Une fois le lipopeptide identifié et caractérisé, des premières expériences ont d’abord été menées sur des neurones sensitifs de souris en culture. L’exposition de ces neurones à la capsaicine (le produit actif du piment) entraîne une augmentation des flux de calcium caractéristiques de leur hypersensibilité, par rapport aux neurones contrôles. Ces changements de flux calciques ne sont pas retrouvés chez ces mêmes neurones prétraités par un ajout de lipopeptide de synthèse au milieu de culture.
Ces mêmes expériences ont ensuite été conduites sur des souris chez lesquelles des électrodes posées sur l’animal permettaient de mesurer l’intensité des contractions abdominales caractéristiques de la douleur (l’équivalent des crampes d’estomac chez l’homme). Dès lors qu’elles ingéraient le lipopeptide de synthèse, les souris hypersensibles retrouvaient des contractions abdominales équivalentes à celles des souris contrôles.
Cette étude a permis de breveter une nouvelle famille de molécules pouvant être utilisables comme médicaments antidouleur. « Ces dernières ne modifiant pas la physiologie ni la motilité intestinale, on peut également espérer qu’elles entraîneraient moins d’effets secondaires que ceux provoqués par la morphine par exemple. Ceci devra bien entendu être validé par de futurs essais thérapeutiques », déclare Nicolas Cenac.

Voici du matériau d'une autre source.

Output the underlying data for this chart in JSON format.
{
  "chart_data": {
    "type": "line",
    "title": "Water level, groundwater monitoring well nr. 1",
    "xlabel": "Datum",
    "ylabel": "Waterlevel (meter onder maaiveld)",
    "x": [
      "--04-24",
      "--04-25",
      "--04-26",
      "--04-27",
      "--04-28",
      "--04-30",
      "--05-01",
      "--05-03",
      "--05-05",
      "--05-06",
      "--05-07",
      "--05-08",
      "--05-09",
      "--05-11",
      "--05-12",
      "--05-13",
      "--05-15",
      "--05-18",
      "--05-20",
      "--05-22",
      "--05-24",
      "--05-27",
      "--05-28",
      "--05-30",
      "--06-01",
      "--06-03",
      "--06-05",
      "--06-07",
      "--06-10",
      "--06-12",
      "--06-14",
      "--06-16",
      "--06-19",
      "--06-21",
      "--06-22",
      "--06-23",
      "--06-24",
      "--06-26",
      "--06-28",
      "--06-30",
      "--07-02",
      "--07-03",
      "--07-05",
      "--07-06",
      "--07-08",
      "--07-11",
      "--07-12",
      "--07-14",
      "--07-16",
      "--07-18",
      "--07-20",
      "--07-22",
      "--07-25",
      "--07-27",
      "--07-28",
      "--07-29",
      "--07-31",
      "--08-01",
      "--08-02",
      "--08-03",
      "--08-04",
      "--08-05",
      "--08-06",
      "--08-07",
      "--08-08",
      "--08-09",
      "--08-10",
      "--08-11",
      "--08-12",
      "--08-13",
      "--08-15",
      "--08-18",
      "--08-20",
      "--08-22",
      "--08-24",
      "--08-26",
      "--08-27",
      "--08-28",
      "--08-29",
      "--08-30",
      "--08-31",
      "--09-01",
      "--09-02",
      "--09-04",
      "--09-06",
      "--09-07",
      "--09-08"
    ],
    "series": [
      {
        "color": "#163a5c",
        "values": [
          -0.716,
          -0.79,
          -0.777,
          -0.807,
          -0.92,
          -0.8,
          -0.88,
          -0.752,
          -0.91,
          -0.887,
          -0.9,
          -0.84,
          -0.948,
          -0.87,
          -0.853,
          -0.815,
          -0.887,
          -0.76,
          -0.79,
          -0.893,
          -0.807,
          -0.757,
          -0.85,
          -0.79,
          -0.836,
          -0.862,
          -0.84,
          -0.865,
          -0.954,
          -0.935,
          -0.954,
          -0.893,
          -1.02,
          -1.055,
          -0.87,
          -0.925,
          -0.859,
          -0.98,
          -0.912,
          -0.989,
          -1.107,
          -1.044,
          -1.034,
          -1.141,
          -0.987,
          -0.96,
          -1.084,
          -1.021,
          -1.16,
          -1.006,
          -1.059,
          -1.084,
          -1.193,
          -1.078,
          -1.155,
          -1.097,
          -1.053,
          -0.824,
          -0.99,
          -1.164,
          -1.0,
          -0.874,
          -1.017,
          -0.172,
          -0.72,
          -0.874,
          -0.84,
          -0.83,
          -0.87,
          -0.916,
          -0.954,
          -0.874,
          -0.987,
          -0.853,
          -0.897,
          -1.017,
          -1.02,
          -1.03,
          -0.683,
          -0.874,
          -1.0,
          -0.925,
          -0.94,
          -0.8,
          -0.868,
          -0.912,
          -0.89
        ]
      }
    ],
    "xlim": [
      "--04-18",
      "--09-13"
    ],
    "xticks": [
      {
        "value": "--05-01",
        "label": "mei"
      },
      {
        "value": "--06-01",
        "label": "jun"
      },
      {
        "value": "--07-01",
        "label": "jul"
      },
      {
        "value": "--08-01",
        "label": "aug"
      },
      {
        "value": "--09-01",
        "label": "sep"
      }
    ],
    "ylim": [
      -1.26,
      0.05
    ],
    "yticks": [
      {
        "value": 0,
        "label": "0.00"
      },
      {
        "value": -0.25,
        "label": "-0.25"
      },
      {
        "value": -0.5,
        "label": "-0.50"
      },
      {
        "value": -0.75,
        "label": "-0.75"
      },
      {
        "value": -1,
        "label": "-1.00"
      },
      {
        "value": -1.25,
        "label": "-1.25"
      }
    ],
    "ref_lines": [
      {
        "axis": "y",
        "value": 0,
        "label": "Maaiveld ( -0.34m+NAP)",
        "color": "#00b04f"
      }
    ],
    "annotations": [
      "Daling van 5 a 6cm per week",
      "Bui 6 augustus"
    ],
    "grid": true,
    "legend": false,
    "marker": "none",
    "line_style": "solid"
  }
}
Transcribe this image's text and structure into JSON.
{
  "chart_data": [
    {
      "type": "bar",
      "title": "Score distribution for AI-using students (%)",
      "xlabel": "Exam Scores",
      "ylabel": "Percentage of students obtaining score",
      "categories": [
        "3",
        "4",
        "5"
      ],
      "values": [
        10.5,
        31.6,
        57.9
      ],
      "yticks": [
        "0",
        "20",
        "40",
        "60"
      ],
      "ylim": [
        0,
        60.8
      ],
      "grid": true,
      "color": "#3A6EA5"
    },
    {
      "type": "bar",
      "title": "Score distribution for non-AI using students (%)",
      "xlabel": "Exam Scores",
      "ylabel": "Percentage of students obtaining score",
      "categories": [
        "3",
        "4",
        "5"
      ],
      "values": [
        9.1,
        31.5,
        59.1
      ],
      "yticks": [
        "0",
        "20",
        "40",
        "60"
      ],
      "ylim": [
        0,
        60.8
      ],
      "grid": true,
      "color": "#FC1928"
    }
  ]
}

Cette découverte démontre l’importance d’une meilleure connaissance des modes d’action des probiotiques actuellement utilisés et le potentiel thérapeutique des lipopeptides produits par le microbiote intestinal.
Ces travaux ont fait l’objet du dépôt d’une demande de brevet par Inserm transfert.
[1] Associant une équipe de physiopathologistes et une équipe de bactériologistes de l’Institut de Recherche en Santé Digestive (IRSD) de Toulouse (Inserm/INRA/Université Toulouse III – Paul Sabatier, ENVT) et des équipes de chimistes de l’institut des biomolécules Max Mousseron de Montpelier et du réseau Metatoul de Toulouse
[2] Du nom du médecin allemand Alfred Nissle qui avait isolé cette souche des selles d’un soldat de la Première Guerre mondiale, qui était le seul de son unité ne souffrant pas de dysenterie.